The STEM Skills Gap Is Only as Real as the Purple Unicorn - kevindeasis
http://techcrunch.com/2015/12/04/the-stem-skills-gap-is-only-as-real-as-the-purple-unicorn/
======
hwstar
"Either these companies are alright with the job remaining unfilled, or they
are looking for something that doesn’t exist."

I've come the the conclusion that most employers are not _serious_ about
hiring anybody in a specific manner. They are looking for someone who is
extremely strong technically and also cheap enough to fill a position which
they can create on-the-fly. In other words, they are continually fishing with
bait which is disgusting to 99% of the fish, and only want the rare
exceptional fish who finds the bait tasty to take it.

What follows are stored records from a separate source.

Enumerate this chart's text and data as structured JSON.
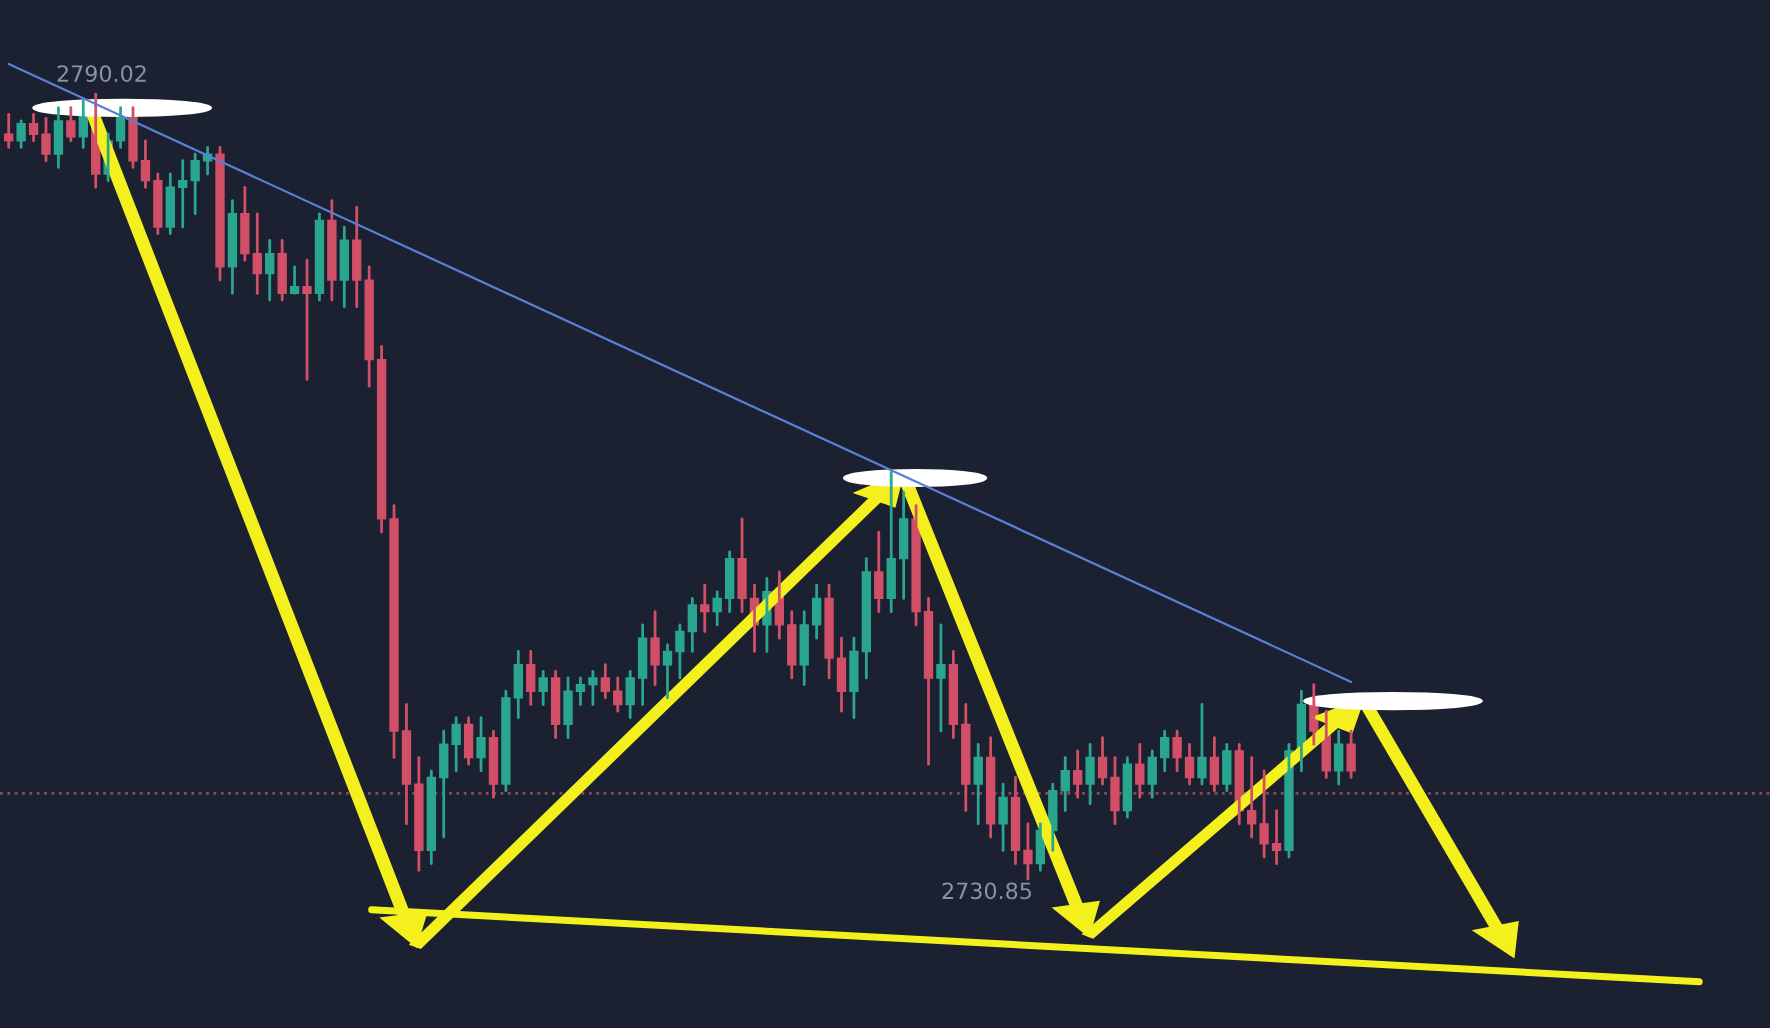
{
  "chart_data": {
    "type": "candlestick",
    "categories": [
      null,
      null,
      null,
      null,
      null,
      null,
      null,
      null,
      null,
      null,
      null,
      null,
      null,
      null,
      null,
      null,
      null,
      null,
      null,
      null,
      null,
      null,
      null,
      null,
      null,
      null,
      null,
      null,
      null,
      null,
      null,
      null,
      null,
      null,
      null,
      null,
      null,
      null,
      null,
      null,
      null,
      null,
      null,
      null,
      null,
      null,
      null,
      null,
      null,
      null,
      null,
      null,
      null,
      null,
      null,
      null,
      null,
      null,
      null,
      null,
      null,
      null,
      null,
      null,
      null,
      null,
      null,
      null,
      null,
      null,
      null,
      null,
      null,
      null,
      null,
      null,
      null,
      null,
      null,
      null,
      null,
      null,
      null,
      null,
      null,
      null,
      null,
      null,
      null,
      null,
      null,
      null,
      null,
      null,
      null,
      null,
      null,
      null,
      null,
      null,
      null,
      null,
      null,
      null,
      null,
      null,
      null,
      null,
      null
    ],
    "ohlc": [
      [
        2787,
        2788.5,
        2786,
        2786.5
      ],
      [
        2786.5,
        2788,
        2786,
        2787.8
      ],
      [
        2787.8,
        2788.5,
        2786.5,
        2787
      ],
      [
        2787,
        2788.2,
        2785,
        2785.5
      ],
      [
        2785.5,
        2789,
        2784.5,
        2788
      ],
      [
        2788,
        2789,
        2786.5,
        2786.8
      ],
      [
        2786.8,
        2789.5,
        2786,
        2789
      ],
      [
        2789,
        2790.02,
        2783,
        2784
      ],
      [
        2784,
        2787,
        2783.5,
        2786.5
      ],
      [
        2786.5,
        2789,
        2786,
        2788.5
      ],
      [
        2788.5,
        2789,
        2784.5,
        2785
      ],
      [
        2785,
        2786.5,
        2783,
        2783.5
      ],
      [
        2783.5,
        2784,
        2779.5,
        2780
      ],
      [
        2780,
        2784,
        2779.5,
        2783
      ],
      [
        2783,
        2785,
        2780,
        2783.5
      ],
      [
        2783.5,
        2785.5,
        2781,
        2785
      ],
      [
        2785,
        2786,
        2784,
        2785.5
      ],
      [
        2785.5,
        2786,
        2776,
        2777
      ],
      [
        2777,
        2782,
        2775,
        2781
      ],
      [
        2781,
        2783,
        2777.5,
        2778
      ],
      [
        2778,
        2781,
        2775,
        2776.5
      ],
      [
        2776.5,
        2779,
        2774.5,
        2778
      ],
      [
        2778,
        2779,
        2774.5,
        2775
      ],
      [
        2775,
        2777,
        2775,
        2775.5
      ],
      [
        2775.5,
        2777.5,
        2768.5,
        2775
      ],
      [
        2775,
        2781,
        2774.5,
        2780.5
      ],
      [
        2780.5,
        2782,
        2774.5,
        2776
      ],
      [
        2776,
        2780,
        2774,
        2779
      ],
      [
        2779,
        2781.5,
        2774,
        2776
      ],
      [
        2776,
        2777,
        2768,
        2770
      ],
      [
        2770,
        2771,
        2757,
        2758
      ],
      [
        2758,
        2759,
        2740,
        2742
      ],
      [
        2742,
        2744,
        2735,
        2738
      ],
      [
        2738,
        2740,
        2731.5,
        2733
      ],
      [
        2733,
        2739,
        2732,
        2738.5
      ],
      [
        2738.5,
        2742,
        2734,
        2741
      ],
      [
        2741,
        2743,
        2739,
        2742.5
      ],
      [
        2742.5,
        2743,
        2739.5,
        2740
      ],
      [
        2740,
        2743,
        2739,
        2741.5
      ],
      [
        2741.5,
        2742,
        2737,
        2738
      ],
      [
        2738,
        2745,
        2737.5,
        2744.5
      ],
      [
        2744.5,
        2748,
        2743,
        2747
      ],
      [
        2747,
        2748,
        2744,
        2745
      ],
      [
        2745,
        2746.5,
        2744,
        2746
      ],
      [
        2746,
        2746.5,
        2741.5,
        2742.5
      ],
      [
        2742.5,
        2746,
        2741.5,
        2745
      ],
      [
        2745,
        2746,
        2744,
        2745.5
      ],
      [
        2745.5,
        2746.5,
        2744,
        2746
      ],
      [
        2746,
        2747,
        2744.5,
        2745
      ],
      [
        2745,
        2746,
        2743.5,
        2744
      ],
      [
        2744,
        2746.5,
        2743,
        2746
      ],
      [
        2746,
        2750,
        2744,
        2749
      ],
      [
        2749,
        2751,
        2745.5,
        2747
      ],
      [
        2747,
        2748.5,
        2744.5,
        2748
      ],
      [
        2748,
        2750,
        2746,
        2749.5
      ],
      [
        2749.5,
        2752,
        2748,
        2751.5
      ],
      [
        2751.5,
        2753,
        2749.5,
        2751
      ],
      [
        2751,
        2752.5,
        2750,
        2752
      ],
      [
        2752,
        2755.5,
        2751,
        2755
      ],
      [
        2755,
        2758,
        2751,
        2752
      ],
      [
        2752,
        2753,
        2748,
        2750
      ],
      [
        2750,
        2753.5,
        2748,
        2752.5
      ],
      [
        2752.5,
        2754,
        2749,
        2750
      ],
      [
        2750,
        2751,
        2746,
        2747
      ],
      [
        2747,
        2751,
        2745.5,
        2750
      ],
      [
        2750,
        2753,
        2749,
        2752
      ],
      [
        2752,
        2753,
        2746,
        2747.5
      ],
      [
        2747.5,
        2749,
        2743.5,
        2745
      ],
      [
        2745,
        2749,
        2743,
        2748
      ],
      [
        2748,
        2755,
        2746,
        2754
      ],
      [
        2754,
        2757,
        2751,
        2752
      ],
      [
        2752,
        2761.5,
        2751,
        2755
      ],
      [
        2755,
        2760,
        2752,
        2758
      ],
      [
        2758,
        2759,
        2750,
        2751
      ],
      [
        2751,
        2752,
        2739.5,
        2746
      ],
      [
        2746,
        2750,
        2742,
        2747
      ],
      [
        2747,
        2748,
        2741.5,
        2742.5
      ],
      [
        2742.5,
        2744,
        2736,
        2738
      ],
      [
        2738,
        2741,
        2735,
        2740
      ],
      [
        2740,
        2741.5,
        2734,
        2735
      ],
      [
        2735,
        2738,
        2733,
        2737
      ],
      [
        2737,
        2738.5,
        2732,
        2733
      ],
      [
        2733,
        2735,
        2730.85,
        2732
      ],
      [
        2732,
        2735,
        2731.5,
        2734.5
      ],
      [
        2734.5,
        2738,
        2733,
        2737.5
      ],
      [
        2737.5,
        2740,
        2736,
        2739
      ],
      [
        2739,
        2740.5,
        2737,
        2738
      ],
      [
        2738,
        2741,
        2736.5,
        2740
      ],
      [
        2740,
        2741.5,
        2738,
        2738.5
      ],
      [
        2738.5,
        2740,
        2735,
        2736
      ],
      [
        2736,
        2740,
        2735.5,
        2739.5
      ],
      [
        2739.5,
        2741,
        2737,
        2738
      ],
      [
        2738,
        2740.5,
        2737,
        2740
      ],
      [
        2740,
        2742,
        2739,
        2741.5
      ],
      [
        2741.5,
        2742,
        2739,
        2740
      ],
      [
        2740,
        2741,
        2738,
        2738.5
      ],
      [
        2738.5,
        2744,
        2738,
        2740
      ],
      [
        2740,
        2741.5,
        2737.5,
        2738
      ],
      [
        2738,
        2741,
        2737.5,
        2740.5
      ],
      [
        2740.5,
        2741,
        2735,
        2736
      ],
      [
        2736,
        2740,
        2734,
        2735
      ],
      [
        2735,
        2739,
        2732.5,
        2733.5
      ],
      [
        2733.5,
        2736,
        2732,
        2733
      ],
      [
        2733,
        2741,
        2732.5,
        2740.5
      ],
      [
        2740.5,
        2745,
        2739,
        2744
      ],
      [
        2744,
        2745.5,
        2741,
        2742
      ],
      [
        2742,
        2743.5,
        2738.5,
        2739
      ],
      [
        2739,
        2742,
        2738,
        2741
      ],
      [
        2741,
        2742,
        2738.5,
        2739
      ]
    ],
    "series": [
      {
        "type": "line",
        "color": "#5b7fd6",
        "values": [
          2792.3,
          null,
          null,
          null,
          null,
          null,
          null,
          null,
          null,
          null,
          null,
          null,
          null,
          null,
          null,
          null,
          null,
          null,
          null,
          null,
          null,
          null,
          null,
          null,
          null,
          null,
          null,
          null,
          null,
          null,
          null,
          null,
          null,
          null,
          null,
          null,
          null,
          null,
          null,
          null,
          null,
          null,
          null,
          null,
          null,
          null,
          null,
          null,
          null,
          null,
          null,
          null,
          null,
          null,
          null,
          null,
          null,
          null,
          null,
          null,
          null,
          null,
          null,
          null,
          null,
          null,
          null,
          null,
          null,
          null,
          null,
          null,
          null,
          null,
          null,
          null,
          null,
          null,
          null,
          null,
          null,
          null,
          null,
          null,
          null,
          null,
          null,
          null,
          null,
          null,
          null,
          null,
          null,
          null,
          null,
          null,
          null,
          null,
          null,
          null,
          null,
          null,
          null,
          null,
          null,
          null,
          null,
          null,
          2745.7
        ]
      }
    ],
    "annotations": [
      "2790.02",
      "2730.85"
    ],
    "ref_lines": [
      {
        "axis": "y",
        "value": 2737.3,
        "color": "#8a4a55",
        "line_style": "dotted"
      }
    ]
  }
}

If someone is made of 100% unobtainium then they'll create a position and hire
that person (with H-1B restrictions or a non-compete to restrict them from
leaving in the future).

With the glut of talent available worldwide, I don't see this changing anytime
soon.

------
lwhalen
Every time I see an article about 'oh noes, STEM jobs aren't being filled!', I
can't help but add '...at the paltry salary we're willing to pay'. I've had a
series of job interviews lately where it was obvious I was more than qualified
- senior sysadmin, devops engineer, what have you - but the salary on offer
was junior wages at best. Even after showing them the Puppet labs 2015 salary
report, the response was still 'we'd rather hold out for someone cheaper'.
Companies, if you're having trouble filling a role, up your salary budget and
_make it known_. If it's a truly competitive salary, the world will beat a
path to your door with exceptional candidates.